After 26 weeks, both groups had comparable rates of viral suppression. Lenacapavir, teropavimab and zinlirvimab remained well above therapeutic levels over time. The regimen was well tolerated, with the main adverse event being injection site reactions.

One participant in the LTZ group experienced virological failure, apparently due to low levels of lenacapavir. They developed resistance to lenacapavir and loss of susceptibility to zinlirvimab.

Twice-yearly LTZ is a “huge advance” and is “the longest-acting complete regimen in advanced development,” said Dr Ogbuago. The study is ongoing, with a 52-week follow-up planned.


Dual antibodies keep HIV under control after stopping early ART

Professor Sarah Fidler at a media briefing at CROI 2025. She is talking into a microphone.
Professor Sarah Fidler at CROI 2025. Photo by Roger Pebody.

Two studies presented at CROI demonstrated the potential of broadly neutralising antibodies (bnAbs) to suppress HIV for prolonged periods without antiretroviral therapy (ART).

The RIO study enrolled 68 cisgender men in the UK and Denmark who had begun ART shortly after HIV infection. Participants received infusions of two long-acting antibodies (3BNC117 and 10-1074) or a placebo before stopping ART.

At week 20, 55% of antibody recipients maintained viral suppression (below 1000 copies/ml), compared to just 9% in the placebo group. At this point, participants who were still virally suppressed were given another shot of the two antibodies (or of the placebo) and continued without ART.

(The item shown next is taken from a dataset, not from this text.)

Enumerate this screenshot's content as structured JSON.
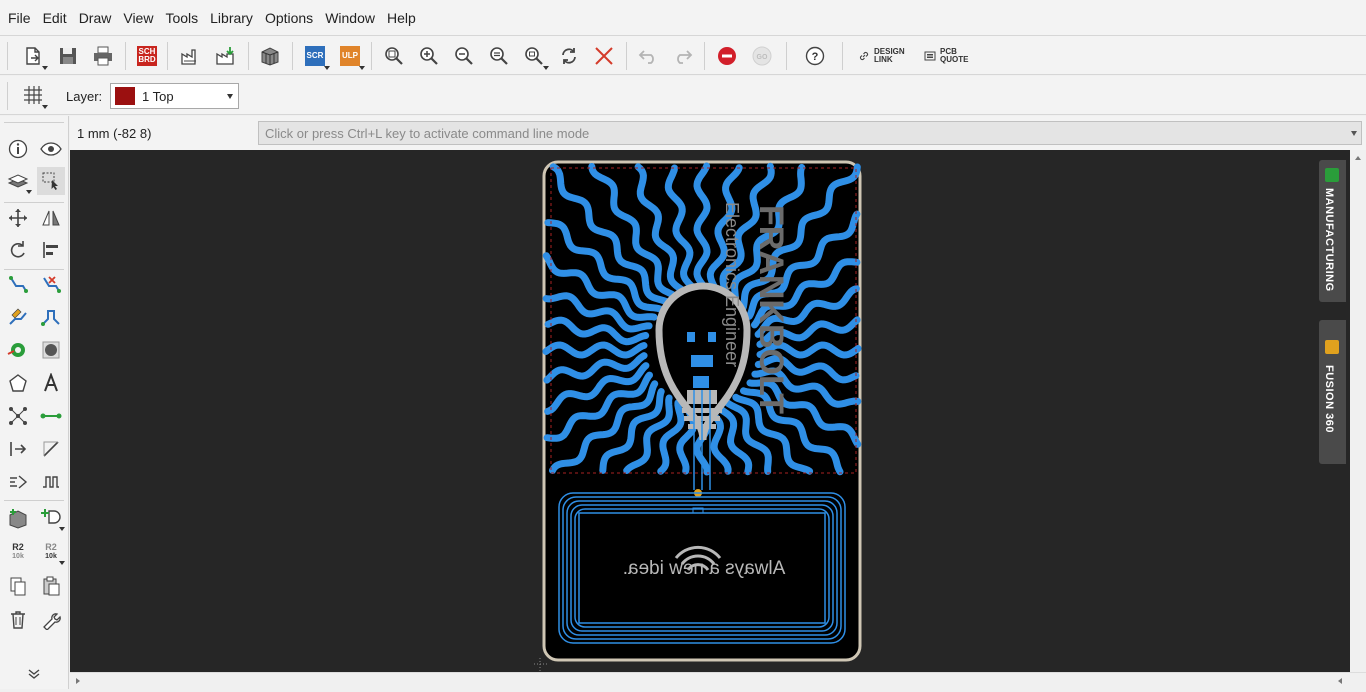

Remarkably, 39% of antibody recipients remained off ART at 72 weeks, with seven participants showing no detectable virus for over two years. Antibody levels had dropped to sub-therapeutic ranges by week 48, suggesting a “vaccine-like effect” had enhanced immune control. T-cell responses strengthened even without significant viral antigen exposure, indicating the antibodies primed the immune system beyond mere neutralisation.

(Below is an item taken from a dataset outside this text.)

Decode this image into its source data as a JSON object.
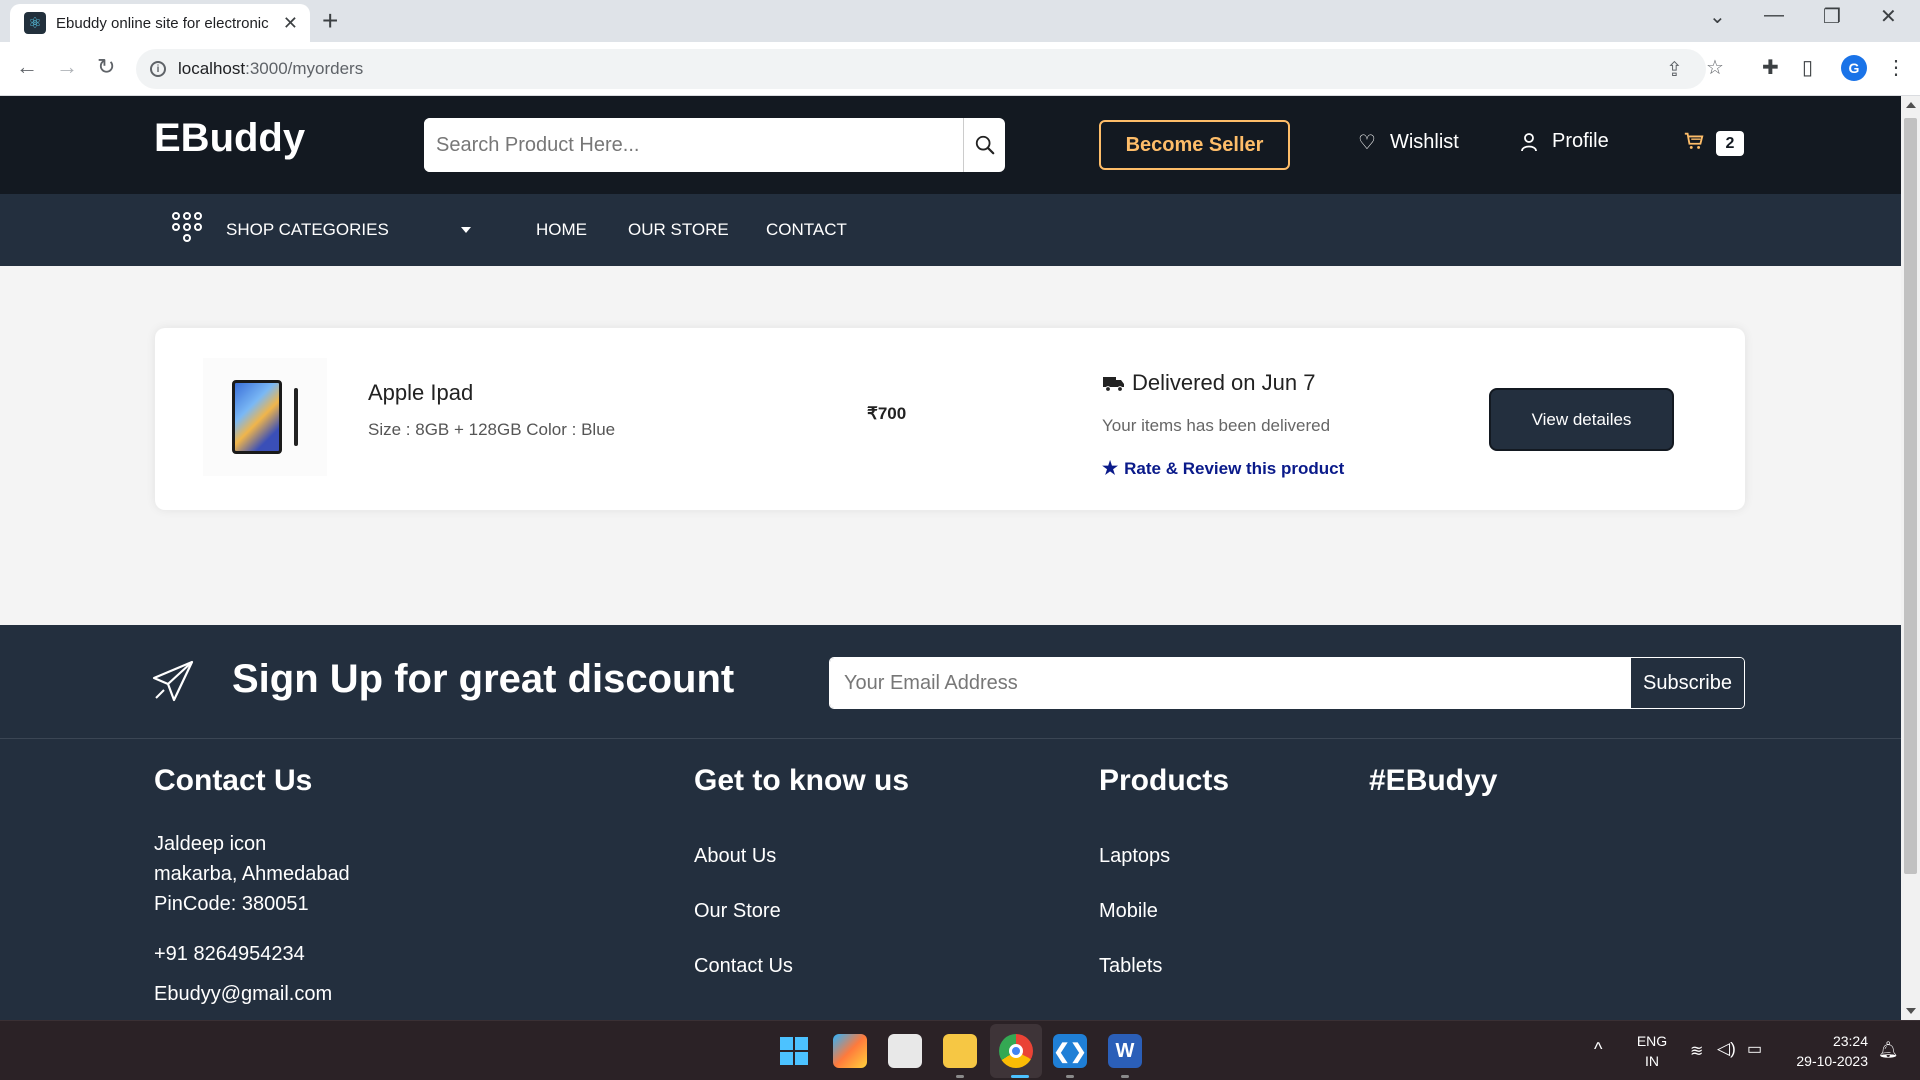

In contrast, the FRESH cohort focused on 20 young women in KwaZulu-Natal, South Africa, who had been diagnosed during acute infection and had immediately started antiretroviral treatment. All participants received antibodies VRC07-523 and CAP256V2 alongside vesatolimod, an immune-boosting drug. ART was paused five weeks after infusion.

While most participants rebounded within six months, four of the 20 participants have maintained either undetectable viral loads (in two cases), or viral loads that have never risen above 2000 (in the other two), now for a median of 1.5 years.

The study shows that it is possible to conduct sophisticated cure research in a lower-income African setting, and for bnAb interventions to be active against HIV subtype C, which is prevalent in southern Africa.